Innovations in computation are driving our economy and many advances in science and engineering.
Most of my research aids these innovations: I help design and improve computer file systems to more reliably and efficiently store important data.
Some of my work at UW-Madison, however, is less technical and more personal.
I believe that to flourish in today’s world, everyone needs to understand not only how to use technology, but also computational thinking – how to solve problems so precisely that even computers can follow the directions.
At UW-Madison, we are introducing our next generation to computational thinking through after-school clubs for fourth and fifth graders.

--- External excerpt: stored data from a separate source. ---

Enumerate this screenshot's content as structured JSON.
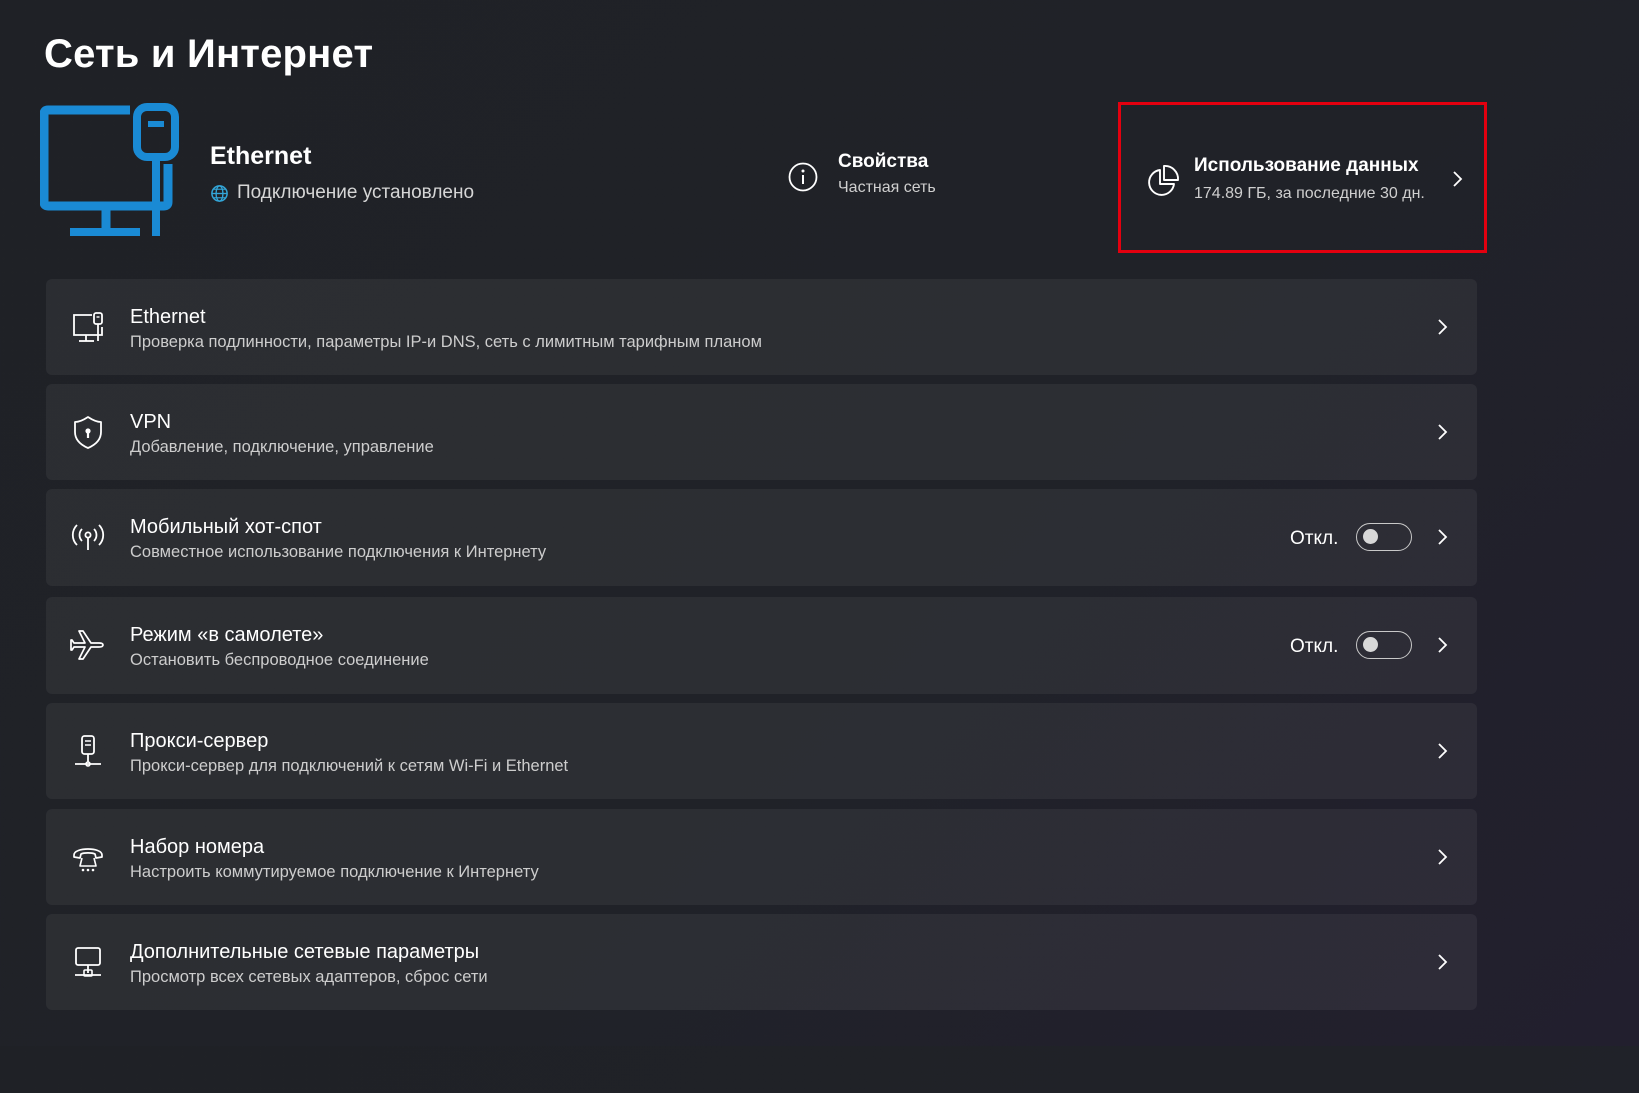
{
  "page": {
    "title": "Сеть и Интернет"
  },
  "hero": {
    "name": "Ethernet",
    "status": "Подключение установлено",
    "icon": "ethernet-monitor-icon",
    "accent_color": "#1a8ad4"
  },
  "properties": {
    "title": "Свойства",
    "subtitle": "Частная сеть",
    "icon": "info-icon"
  },
  "data_usage": {
    "title": "Использование данных",
    "subtitle": "174.89 ГБ, за последние 30 дн.",
    "icon": "pie-chart-icon",
    "highlight_color": "#e3000f"
  },
  "items": [
    {
      "title": "Ethernet",
      "desc": "Проверка подлинности, параметры IP-и DNS, сеть с лимитным тарифным планом",
      "icon": "ethernet-icon"
    },
    {
      "title": "VPN",
      "desc": "Добавление, подключение, управление",
      "icon": "vpn-shield-icon"
    },
    {
      "title": "Мобильный хот-спот",
      "desc": "Совместное использование подключения к Интернету",
      "icon": "hotspot-icon",
      "state": "Откл.",
      "toggle": false
    },
    {
      "title": "Режим «в самолете»",
      "desc": "Остановить беспроводное соединение",
      "icon": "airplane-icon",
      "state": "Откл.",
      "toggle": false
    },
    {
      "title": "Прокси-сервер",
      "desc": "Прокси-сервер для подключений к сетям Wi-Fi и Ethernet",
      "icon": "proxy-icon"
    },
    {
      "title": "Набор номера",
      "desc": "Настроить коммутируемое подключение к Интернету",
      "icon": "dialup-icon"
    },
    {
      "title": "Дополнительные сетевые параметры",
      "desc": "Просмотр всех сетевых адаптеров, сброс сети",
      "icon": "network-adapter-icon"
    }
  ]
}
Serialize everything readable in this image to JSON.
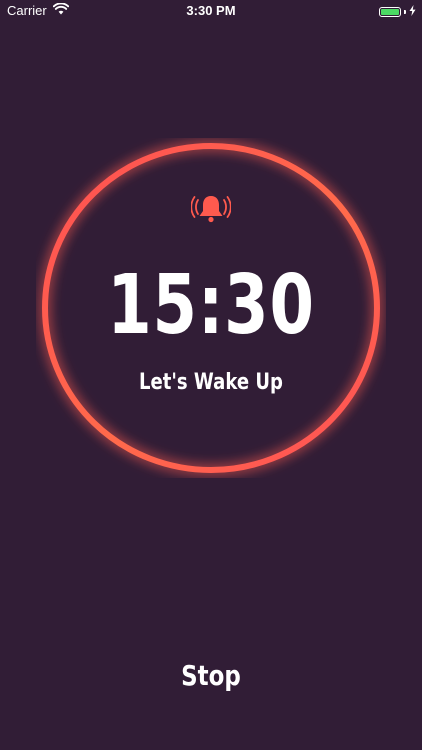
{
  "status_bar": {
    "carrier": "Carrier",
    "time": "3:30 PM",
    "wifi_icon": "wifi-icon",
    "battery_icon": "battery-icon",
    "charging_icon": "bolt-icon",
    "battery_level": 1.0,
    "battery_color": "#4cd964"
  },
  "alarm": {
    "icon": "ringing-bell-icon",
    "time": "15:30",
    "label": "Let's Wake Up",
    "accent_color": "#ff5a4e"
  },
  "actions": {
    "stop_label": "Stop"
  }
}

Through a service-learning course in the Department of Computer Sciences that I developed and regularly teach, UW-Madison students teach computational thinking, programming, logic and technology to children.
The UW-Madison students focus on the creative and empowering aspects of computation so the children will not be passive consumers of technology.
The children learn to program in Scratch, a popular programming environment that enables beginners to create sophisticated projects with predefined instruction blocks. During 12 weeks, we introduce Scratch projects that progress from interactive art to narrative stories to action-oriented games.
This spring, 45 undergraduate and graduate students led after-school clubs at 15 Madison-area elementary schools, teaching about 240 children each week.
My students and I believe that giving back to the community is an investment that will have long-lasting benefits as that next generation learns the value of computational thinking and how it can be applied in the real world.